沈梔盘腿坐在榻榻米上,看著四周。
一股前所未有的真实感將她包裹。
她真的跟人同居了,这种生活边界的融合,比一句轻飘飘的承诺来得更为深刻。
南欲沉关上最后一扇衣柜门。
他转过身,视线扫过满屋的私人物品,最后定格在坐在地上的女孩身上。
心底的野兽终於安静了下来。
“饿了吗?”他走到她身边问。
沈梔摸了摸肚子,本来中午吃得很饱,但干了半下午体力活,確实有点空了。
她仰起头:“咱们的牛肉泡麵大餐呢?”
夜晚的半山別墅,安静得出奇。
一楼造价七位数的开放式厨房里,南欲沉换上了居家的浅灰色针织衫,站在中岛台前。
顶级铜锅里红油沸腾,两袋康师傅红烧牛肉麵被放进去煮散。
沈梔从塑胶袋里拿出陈记滷味,把鸭锁骨装盘,將五香牛肉切成厚片。
“好香啊。”沈梔找了两个碗,把面盛出来,將牛肉满满当当铺了一层。“快尝尝!”
两人面对面坐在高脚凳上。
南欲沉挑起麵条放入口中。
沈梔盯著他的脸,生怕这位大少爷吃不惯这种街头食品。
“不错。”南欲沉咽下去评价道。
沈梔放下心来,开始专心对付面前的鸭锁骨。
辣劲很大,她吃得鼻尖冒汗,不断用手扇风。
她刚想去开冰箱拿冰可乐,南欲沉已经倒了一杯牛奶放在她手边。
“牛奶更解辣。

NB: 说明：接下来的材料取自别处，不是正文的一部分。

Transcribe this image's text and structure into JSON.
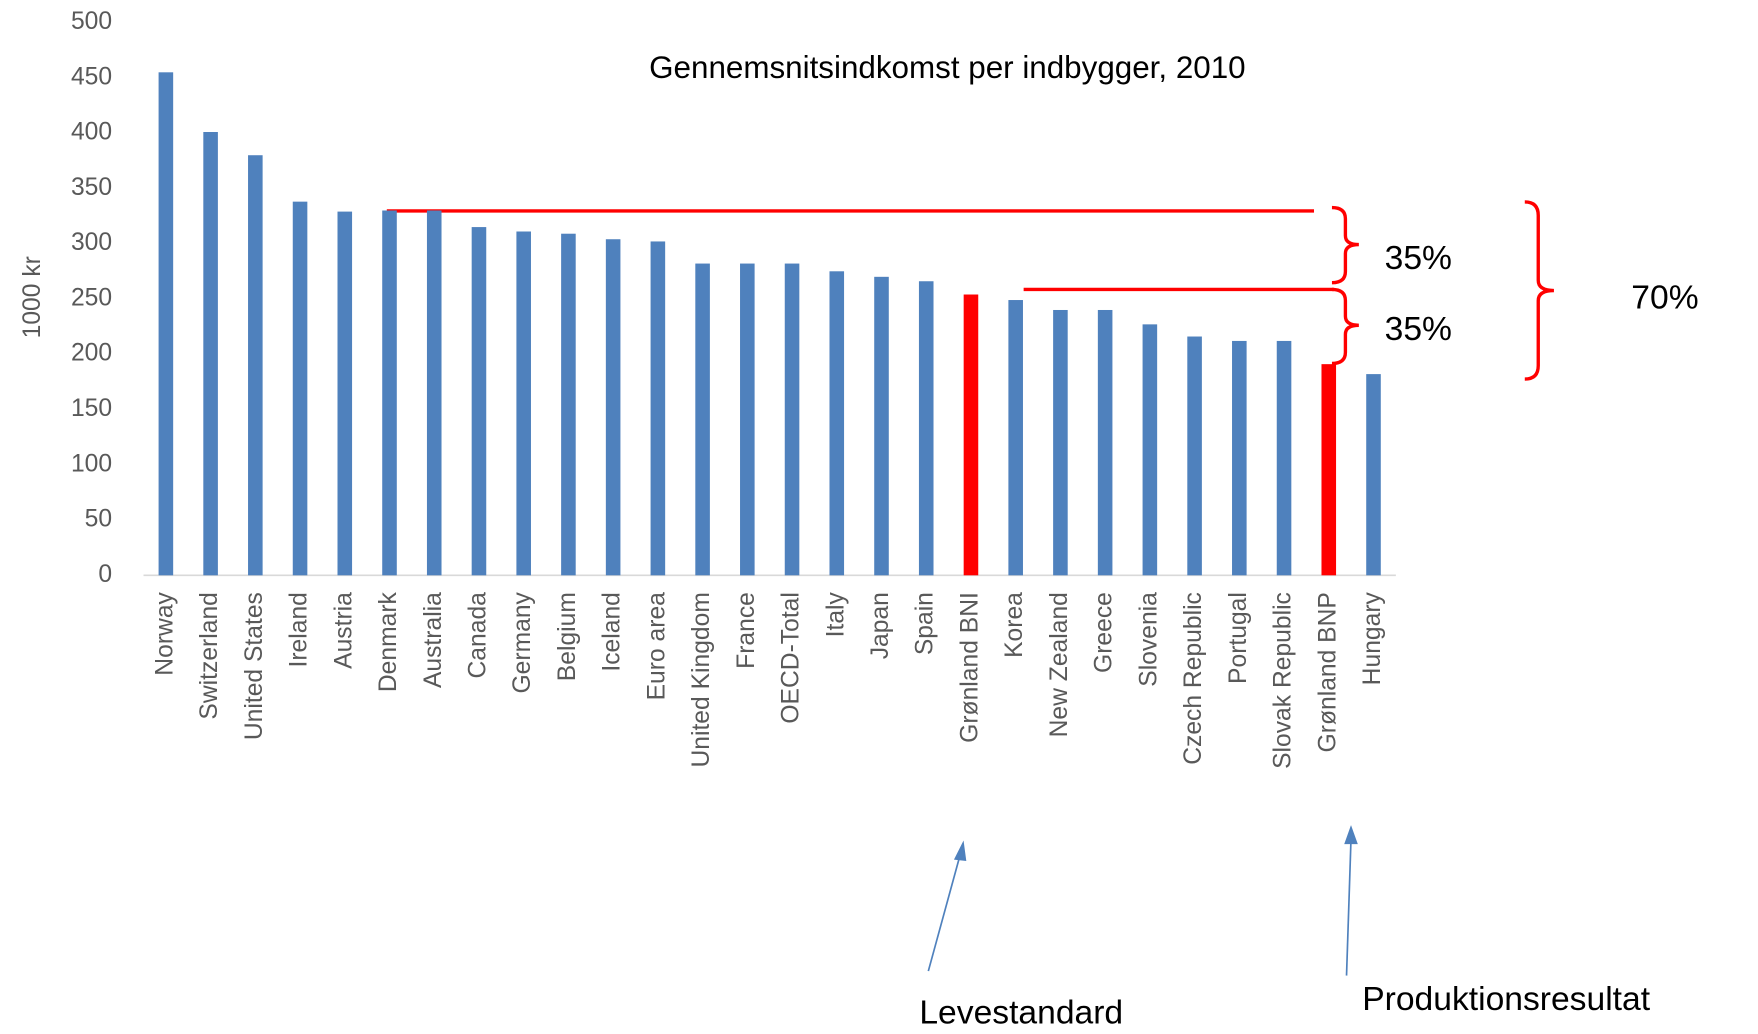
{
  "chart_data": {
    "type": "bar",
    "title": "Gennemsnitsindkomst per indbygger, 2010",
    "ylabel": "1000 kr",
    "categories": [
      "Norway",
      "Switzerland",
      "United States",
      "Ireland",
      "Austria",
      "Denmark",
      "Australia",
      "Canada",
      "Germany",
      "Belgium",
      "Iceland",
      "Euro area",
      "United Kingdom",
      "France",
      "OECD-Total",
      "Italy",
      "Japan",
      "Spain",
      "Grønland BNI",
      "Korea",
      "New Zealand",
      "Greece",
      "Slovenia",
      "Czech Republic",
      "Portugal",
      "Slovak Republic",
      "Grønland BNP",
      "Hungary"
    ],
    "values": [
      455,
      401,
      380,
      338,
      329,
      330,
      330,
      315,
      311,
      309,
      304,
      302,
      282,
      282,
      282,
      275,
      270,
      266,
      254,
      249,
      240,
      240,
      227,
      216,
      212,
      212,
      191,
      182
    ],
    "colors": [
      "#4f81bd",
      "#4f81bd",
      "#4f81bd",
      "#4f81bd",
      "#4f81bd",
      "#4f81bd",
      "#4f81bd",
      "#4f81bd",
      "#4f81bd",
      "#4f81bd",
      "#4f81bd",
      "#4f81bd",
      "#4f81bd",
      "#4f81bd",
      "#4f81bd",
      "#4f81bd",
      "#4f81bd",
      "#4f81bd",
      "#ff0000",
      "#4f81bd",
      "#4f81bd",
      "#4f81bd",
      "#4f81bd",
      "#4f81bd",
      "#4f81bd",
      "#4f81bd",
      "#ff0000",
      "#4f81bd"
    ],
    "ylim": [
      0,
      500
    ],
    "yticks": [
      0,
      50,
      100,
      150,
      200,
      250,
      300,
      350,
      400,
      450,
      500
    ],
    "annotations": [
      "35%",
      "35%",
      "70%",
      "Levestandard",
      "Produktionsresultat"
    ]
  }
}
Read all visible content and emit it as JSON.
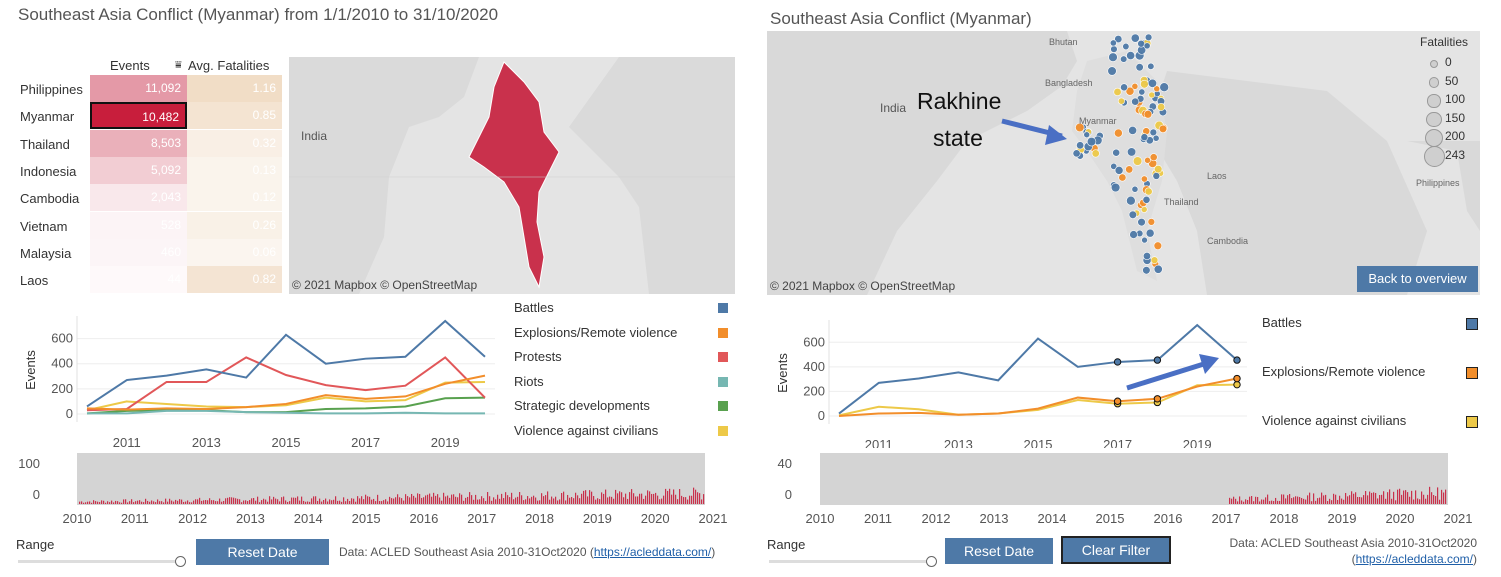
{
  "left": {
    "title": "Southeast Asia Conflict (Myanmar) from 1/1/2010 to 31/10/2020",
    "table": {
      "col_events": "Events",
      "col_fatal": "Avg. Fatalities",
      "sort_icon": "sort-descending-icon",
      "rows": [
        {
          "country": "Philippines",
          "events": "11,092",
          "fatal": "1.16"
        },
        {
          "country": "Myanmar",
          "events": "10,482",
          "fatal": "0.85",
          "selected": true
        },
        {
          "country": "Thailand",
          "events": "8,503",
          "fatal": "0.32"
        },
        {
          "country": "Indonesia",
          "events": "5,092",
          "fatal": "0.13"
        },
        {
          "country": "Cambodia",
          "events": "2,043",
          "fatal": "0.12"
        },
        {
          "country": "Vietnam",
          "events": "528",
          "fatal": "0.26"
        },
        {
          "country": "Malaysia",
          "events": "460",
          "fatal": "0.06"
        },
        {
          "country": "Laos",
          "events": "44",
          "fatal": "0.82"
        }
      ]
    },
    "map": {
      "label_india": "India",
      "copyright": "© 2021 Mapbox © OpenStreetMap",
      "highlight_color": "#c9314c"
    },
    "legend": [
      {
        "name": "Battles",
        "color": "#4e79a7"
      },
      {
        "name": "Explosions/Remote violence",
        "color": "#f28e2b"
      },
      {
        "name": "Protests",
        "color": "#e15759"
      },
      {
        "name": "Riots",
        "color": "#76b7b2"
      },
      {
        "name": "Strategic developments",
        "color": "#59a14f"
      },
      {
        "name": "Violence against civilians",
        "color": "#edc948"
      }
    ],
    "range_label": "Range",
    "reset_label": "Reset Date",
    "source_text": "Data: ACLED Southeast Asia 2010-31Oct2020 (",
    "source_link": "https://acleddata.com/",
    "source_close": ")"
  },
  "right": {
    "title": "Southeast Asia Conflict (Myanmar)",
    "map": {
      "label_india": "India",
      "label_bangladesh": "Bangladesh",
      "label_bhutan": "Bhutan",
      "label_laos": "Laos",
      "label_thailand": "Thailand",
      "label_cambodia": "Cambodia",
      "label_philippines": "Philippines",
      "label_myanmar": "Myanmar",
      "annotation_line1": "Rakhine",
      "annotation_line2": "state",
      "copyright": "© 2021 Mapbox © OpenStreetMap",
      "back_label": "Back to overview",
      "size_legend_title": "Fatalities",
      "size_legend": [
        "0",
        "50",
        "100",
        "150",
        "200",
        "243"
      ]
    },
    "legend": [
      {
        "name": "Battles",
        "color": "#4e79a7"
      },
      {
        "name": "Explosions/Remote violence",
        "color": "#f28e2b"
      },
      {
        "name": "Violence against civilians",
        "color": "#edc948"
      }
    ],
    "range_label": "Range",
    "reset_label": "Reset Date",
    "clear_label": "Clear Filter",
    "source_line1": "Data: ACLED Southeast Asia 2010-31Oct2020",
    "source_link": "https://acleddata.com/"
  },
  "chart_data": [
    {
      "type": "line",
      "ylabel": "Events",
      "x": [
        2010,
        2011,
        2012,
        2013,
        2014,
        2015,
        2016,
        2017,
        2018,
        2019,
        2020
      ],
      "xticks": [
        "2011",
        "2013",
        "2015",
        "2017",
        "2019"
      ],
      "ylim": [
        0,
        700
      ],
      "yticks": [
        0,
        200,
        400,
        600
      ],
      "series": [
        {
          "name": "Battles",
          "color": "#4e79a7",
          "values": [
            60,
            270,
            305,
            355,
            290,
            630,
            400,
            440,
            455,
            740,
            455
          ]
        },
        {
          "name": "Explosions/Remote violence",
          "color": "#f28e2b",
          "values": [
            45,
            35,
            45,
            40,
            55,
            80,
            150,
            120,
            140,
            240,
            305
          ]
        },
        {
          "name": "Protests",
          "color": "#e15759",
          "values": [
            30,
            40,
            255,
            255,
            450,
            310,
            230,
            190,
            225,
            450,
            130
          ]
        },
        {
          "name": "Riots",
          "color": "#76b7b2",
          "values": [
            5,
            5,
            25,
            25,
            15,
            10,
            5,
            5,
            10,
            5,
            5
          ]
        },
        {
          "name": "Strategic developments",
          "color": "#59a14f",
          "values": [
            5,
            25,
            30,
            30,
            15,
            15,
            40,
            45,
            60,
            125,
            130
          ]
        },
        {
          "name": "Violence against civilians",
          "color": "#edc948",
          "values": [
            30,
            100,
            80,
            60,
            55,
            70,
            130,
            100,
            110,
            250,
            255
          ]
        }
      ]
    },
    {
      "type": "bar",
      "yticks": [
        0,
        100
      ],
      "xticks": [
        "2010",
        "2011",
        "2012",
        "2013",
        "2014",
        "2015",
        "2016",
        "2017",
        "2018",
        "2019",
        "2020",
        "2021"
      ],
      "color": "#c9314c"
    },
    {
      "type": "line",
      "ylabel": "Events",
      "x": [
        2010,
        2011,
        2012,
        2013,
        2014,
        2015,
        2016,
        2017,
        2018,
        2019,
        2020
      ],
      "xticks": [
        "2011",
        "2013",
        "2015",
        "2017",
        "2019"
      ],
      "ylim": [
        0,
        700
      ],
      "yticks": [
        0,
        200,
        400,
        600
      ],
      "series": [
        {
          "name": "Battles",
          "color": "#4e79a7",
          "values": [
            20,
            270,
            305,
            355,
            290,
            630,
            400,
            440,
            455,
            740,
            455
          ]
        },
        {
          "name": "Explosions/Remote violence",
          "color": "#f28e2b",
          "values": [
            0,
            20,
            25,
            10,
            20,
            60,
            150,
            120,
            140,
            240,
            305
          ]
        },
        {
          "name": "Violence against civilians",
          "color": "#edc948",
          "values": [
            5,
            75,
            55,
            10,
            20,
            50,
            130,
            100,
            110,
            250,
            255
          ]
        }
      ]
    },
    {
      "type": "bar",
      "yticks": [
        0,
        40
      ],
      "xticks": [
        "2010",
        "2011",
        "2012",
        "2013",
        "2014",
        "2015",
        "2016",
        "2017",
        "2018",
        "2019",
        "2020",
        "2021"
      ],
      "color": "#c9314c"
    }
  ]
}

”
沈梔接过水杯,看著对面斯文吃麵的男人。
在这宽敞明亮的空间里,两人吃著最普通的食物。
没有那种高高在上的压迫感,也没有门不当户不对的拘束。
沈梔心底那一丁点关於阶级差异的顾虑,在这种带著烟火气的相处中被彻底打散。
吃完面,沈梔主动承担了把碗放进洗碗机的工作。
“我回房洗漱了。”她打了个哈欠,眼角泛起水光。
“去吧,早点睡。”南欲沉在擦拭料理台。
回到二楼房间,沈梔拿了衣物走进浴室。
温热水流冲刷在身上,將搬家的疲劳带走。
她换上一套丝绸质感的宽鬆睡衣,管家准备的尺寸很合身,布料贴在皮肤上十分舒適。
她一边用毛巾擦头髮一边走到床边,刚拿起平板准备看两集番剧。
门外突然传来了敲门声。
两下,节奏平缓。
“沈梔,睡了吗?”是南欲沉的声音,隔著厚厚的木门传进来。
现在已经过了晚上十一点。
“没睡。”沈梔穿上拖鞋,走向门口,“怎么了?”
“有点事找你。”
沈梔没有多想,伸手压下门把手,將房门拉开。
走廊的光线调得很暗。
南欲沉站在门外,身上只披了一件深黑色的真丝浴袍,浴袍的带子隨意地系在腰间,领口大敞。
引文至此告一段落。